The other claimant to Zeus’ thundery crown – recently re-elected Emmanuel Macron – could learn a lesson or two from the Tory persuasion to find the center of every position, rather than present himself as the center. As the Median Voter Theorem predicted, he did sail to victory for being closer to the center, but Marine Le Pen found a way to drag ever more of France’s electorate toward her position – shifting the Overton window her way. Therein lies the lesson for Boris Johnson: Where his party might want him to govern by Opinion Poll (the great mistake of his predecessor, David Cameron) it is in moments like this where he must carry the public in his direction by the force of being correct on the substance of the issues.

In the spirit of a recent decision in America (Florida in particular) about mandatory masking – decided against the government’s power to do such a thing – I propose legislation amnestying all pandemic offenses and striking/refunding fines for all offenders. The spectacle of British Bobbies arresting people for sitting on park benches should really have been enough of a hint: After all, Boris’ original instinct – natural herd immunity – is now a provably less costly means of arriving at a better result. Closing the schools (which neither Sweden nor Ron DeSantis’ Florida did) is without exception the greatest harm committed by governments against their populations present and future. Official recognition of such mistakes cannot but restore trust in lawful, common-sense government administration.

Which brings me back to the feeble attempts for taking down Boris, that essential figure of our time. Dominic Cummings, who succumbed to a pandemic-related scandal regarding the sort of rules Boris is now on the record as having broken, no doubt stews in resentment – altogether a waste of his considerable talents, which would presumably be available once again after this blanket pardon. Other highfalutin satraps of 10 Downing Street have also been felled for having been at or around wine, crowds or otherwise found in violation of whatever the law happened to be on that particular day.

The meaning of a recent Florida court decision – striking down the Federal mask mandate – is that wags telling us we were wrong/criminal were themselves in violation of the law. They’ve done nothing to alleviate the “degraded trust” in institutions which institutionalists never tire of complaining about – before going on to waste whatever credibility they have left on enforcing rules everyone already knows aren’t worth a dime.

The highlighting of rampant thievery during the pandemic, and its swift prosecution by the authorities (particularly in contracting abuses, which is where the political geese will be gandered) must be a central plank of this effort. If ever there was a chance for folks like Dominic Cummings and Steve Bannon to dismantle the administrative state, this is it.

Pandemic Profiteering kept the lockdown racket going for much, much longer than it needed to. Bankers trying to make their yearly quotas 6 months early by placing bonds – to pay for unnecessary PPE and lots of vaccines for people who had already recovered once or twice from a virus that wasn’t even going to kill them anyway – locked into place a government policy that made them money on the backs of the populations they were stealing liberties from. Aping the Chinese communist party doesn’t make for good policy? Who would have guessed?
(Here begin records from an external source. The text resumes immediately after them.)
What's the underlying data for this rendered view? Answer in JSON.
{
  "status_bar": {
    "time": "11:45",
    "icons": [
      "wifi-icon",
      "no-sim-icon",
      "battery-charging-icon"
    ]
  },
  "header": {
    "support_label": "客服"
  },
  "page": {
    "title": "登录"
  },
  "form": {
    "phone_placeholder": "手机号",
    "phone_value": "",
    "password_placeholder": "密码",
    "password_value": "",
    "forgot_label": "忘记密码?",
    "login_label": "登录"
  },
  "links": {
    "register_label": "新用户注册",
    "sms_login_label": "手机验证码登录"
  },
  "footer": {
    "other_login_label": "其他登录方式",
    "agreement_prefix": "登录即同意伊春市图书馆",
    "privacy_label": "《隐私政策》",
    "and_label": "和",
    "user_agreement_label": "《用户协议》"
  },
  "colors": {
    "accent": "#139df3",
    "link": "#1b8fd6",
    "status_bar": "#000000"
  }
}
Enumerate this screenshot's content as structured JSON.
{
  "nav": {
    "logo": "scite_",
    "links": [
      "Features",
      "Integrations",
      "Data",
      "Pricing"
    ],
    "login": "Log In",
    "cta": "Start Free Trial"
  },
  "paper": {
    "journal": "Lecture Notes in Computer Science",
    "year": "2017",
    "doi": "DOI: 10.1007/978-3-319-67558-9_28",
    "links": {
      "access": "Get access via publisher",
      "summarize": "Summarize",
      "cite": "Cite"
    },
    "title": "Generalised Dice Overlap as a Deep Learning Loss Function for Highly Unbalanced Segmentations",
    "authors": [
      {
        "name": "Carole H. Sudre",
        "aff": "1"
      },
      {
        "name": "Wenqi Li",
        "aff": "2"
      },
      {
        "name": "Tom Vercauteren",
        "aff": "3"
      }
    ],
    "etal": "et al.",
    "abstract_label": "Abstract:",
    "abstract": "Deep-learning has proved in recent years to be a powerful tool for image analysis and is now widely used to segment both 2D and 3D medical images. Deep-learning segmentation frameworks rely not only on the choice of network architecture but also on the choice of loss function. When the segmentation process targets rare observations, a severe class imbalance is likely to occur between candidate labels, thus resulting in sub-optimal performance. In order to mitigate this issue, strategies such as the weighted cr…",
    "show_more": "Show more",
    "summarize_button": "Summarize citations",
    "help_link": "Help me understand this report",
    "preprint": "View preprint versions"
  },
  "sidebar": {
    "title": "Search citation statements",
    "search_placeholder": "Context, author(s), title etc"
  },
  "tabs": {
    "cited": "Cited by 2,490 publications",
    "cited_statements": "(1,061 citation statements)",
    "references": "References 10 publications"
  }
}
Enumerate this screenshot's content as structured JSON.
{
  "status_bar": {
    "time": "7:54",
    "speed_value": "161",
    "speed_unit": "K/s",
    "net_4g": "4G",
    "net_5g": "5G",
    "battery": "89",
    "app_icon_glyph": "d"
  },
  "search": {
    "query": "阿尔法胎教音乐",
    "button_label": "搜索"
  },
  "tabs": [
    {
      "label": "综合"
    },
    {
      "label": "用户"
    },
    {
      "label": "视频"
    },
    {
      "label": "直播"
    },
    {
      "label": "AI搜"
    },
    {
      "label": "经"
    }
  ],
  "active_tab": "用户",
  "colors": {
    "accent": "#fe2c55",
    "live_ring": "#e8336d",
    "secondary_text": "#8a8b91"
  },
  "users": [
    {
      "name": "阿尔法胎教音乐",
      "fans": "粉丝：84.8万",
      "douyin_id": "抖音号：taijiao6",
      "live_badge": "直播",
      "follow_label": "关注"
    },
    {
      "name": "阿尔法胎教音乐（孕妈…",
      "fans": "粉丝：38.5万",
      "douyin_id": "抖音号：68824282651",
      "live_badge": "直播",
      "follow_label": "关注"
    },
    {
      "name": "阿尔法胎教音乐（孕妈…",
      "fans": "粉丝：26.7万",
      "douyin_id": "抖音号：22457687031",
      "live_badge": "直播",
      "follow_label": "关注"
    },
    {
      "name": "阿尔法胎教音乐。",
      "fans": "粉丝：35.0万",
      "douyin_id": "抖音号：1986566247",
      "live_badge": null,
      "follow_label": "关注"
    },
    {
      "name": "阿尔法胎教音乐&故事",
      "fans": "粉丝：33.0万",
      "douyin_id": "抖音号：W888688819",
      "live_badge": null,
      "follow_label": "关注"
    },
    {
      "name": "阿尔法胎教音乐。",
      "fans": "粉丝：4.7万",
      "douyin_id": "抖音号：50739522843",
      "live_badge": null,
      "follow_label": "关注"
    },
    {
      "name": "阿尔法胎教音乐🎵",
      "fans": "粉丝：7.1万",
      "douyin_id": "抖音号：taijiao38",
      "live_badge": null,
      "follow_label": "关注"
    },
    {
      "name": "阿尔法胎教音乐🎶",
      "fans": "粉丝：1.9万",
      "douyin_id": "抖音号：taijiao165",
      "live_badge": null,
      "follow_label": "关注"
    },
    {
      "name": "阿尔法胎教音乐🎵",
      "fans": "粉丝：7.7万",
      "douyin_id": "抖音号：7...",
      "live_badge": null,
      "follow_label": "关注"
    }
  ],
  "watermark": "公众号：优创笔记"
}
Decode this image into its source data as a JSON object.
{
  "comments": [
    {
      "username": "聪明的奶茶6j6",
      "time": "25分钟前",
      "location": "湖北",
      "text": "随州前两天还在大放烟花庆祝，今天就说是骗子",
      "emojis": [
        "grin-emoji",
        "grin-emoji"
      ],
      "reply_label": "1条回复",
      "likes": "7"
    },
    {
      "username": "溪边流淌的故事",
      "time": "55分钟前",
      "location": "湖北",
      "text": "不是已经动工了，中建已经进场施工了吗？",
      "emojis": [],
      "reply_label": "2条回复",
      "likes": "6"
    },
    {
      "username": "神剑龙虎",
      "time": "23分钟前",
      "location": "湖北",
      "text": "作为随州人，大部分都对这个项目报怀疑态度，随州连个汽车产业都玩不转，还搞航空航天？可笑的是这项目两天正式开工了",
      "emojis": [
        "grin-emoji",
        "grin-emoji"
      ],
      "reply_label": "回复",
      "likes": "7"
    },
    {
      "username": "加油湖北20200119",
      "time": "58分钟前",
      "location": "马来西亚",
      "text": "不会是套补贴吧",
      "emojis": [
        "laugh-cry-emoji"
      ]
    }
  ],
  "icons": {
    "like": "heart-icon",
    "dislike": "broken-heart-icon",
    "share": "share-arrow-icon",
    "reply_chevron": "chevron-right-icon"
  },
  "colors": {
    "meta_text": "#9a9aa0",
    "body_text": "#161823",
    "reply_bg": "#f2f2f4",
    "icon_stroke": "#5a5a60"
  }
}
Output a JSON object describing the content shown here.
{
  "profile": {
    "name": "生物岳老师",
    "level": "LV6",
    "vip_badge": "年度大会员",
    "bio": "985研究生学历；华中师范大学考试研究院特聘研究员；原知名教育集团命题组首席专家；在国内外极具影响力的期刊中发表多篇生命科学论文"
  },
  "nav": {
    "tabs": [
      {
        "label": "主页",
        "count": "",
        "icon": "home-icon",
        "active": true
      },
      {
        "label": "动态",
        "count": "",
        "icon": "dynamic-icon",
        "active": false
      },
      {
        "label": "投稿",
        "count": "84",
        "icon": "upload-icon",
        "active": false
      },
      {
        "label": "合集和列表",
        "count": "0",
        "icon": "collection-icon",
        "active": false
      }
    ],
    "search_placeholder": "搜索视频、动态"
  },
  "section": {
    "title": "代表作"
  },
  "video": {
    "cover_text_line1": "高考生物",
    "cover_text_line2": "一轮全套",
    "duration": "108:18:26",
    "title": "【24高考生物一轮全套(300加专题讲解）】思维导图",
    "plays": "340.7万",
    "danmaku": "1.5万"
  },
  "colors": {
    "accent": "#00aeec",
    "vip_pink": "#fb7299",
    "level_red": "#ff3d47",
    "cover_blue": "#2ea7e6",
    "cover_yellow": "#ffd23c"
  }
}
Those of us who remain unvaccinated even when it was illegal have something to say about unlawful birthday cakes. Take your laws and shove them.


Felipe Cuello is Professor of Public Policy at the Pontifical university in Santo Domingo. He remains an operative of the Republican Party in the United States, where he served in both the Trump campaigns as well as the transition team of 2016/17 in a substantive foreign policy role. His past service includes the United Nations’ internal think tank, the International Maritime Organization, The European Union’s development-aid arm, and the office of a Brexiteer Member of the European Parliament previous to the UK’s withdrawal from the EU. He is also the co-author and voice of the audiobook of Trump’s World: Geo Deus released in January 2020, back when discussing substance and principles were the order of the day.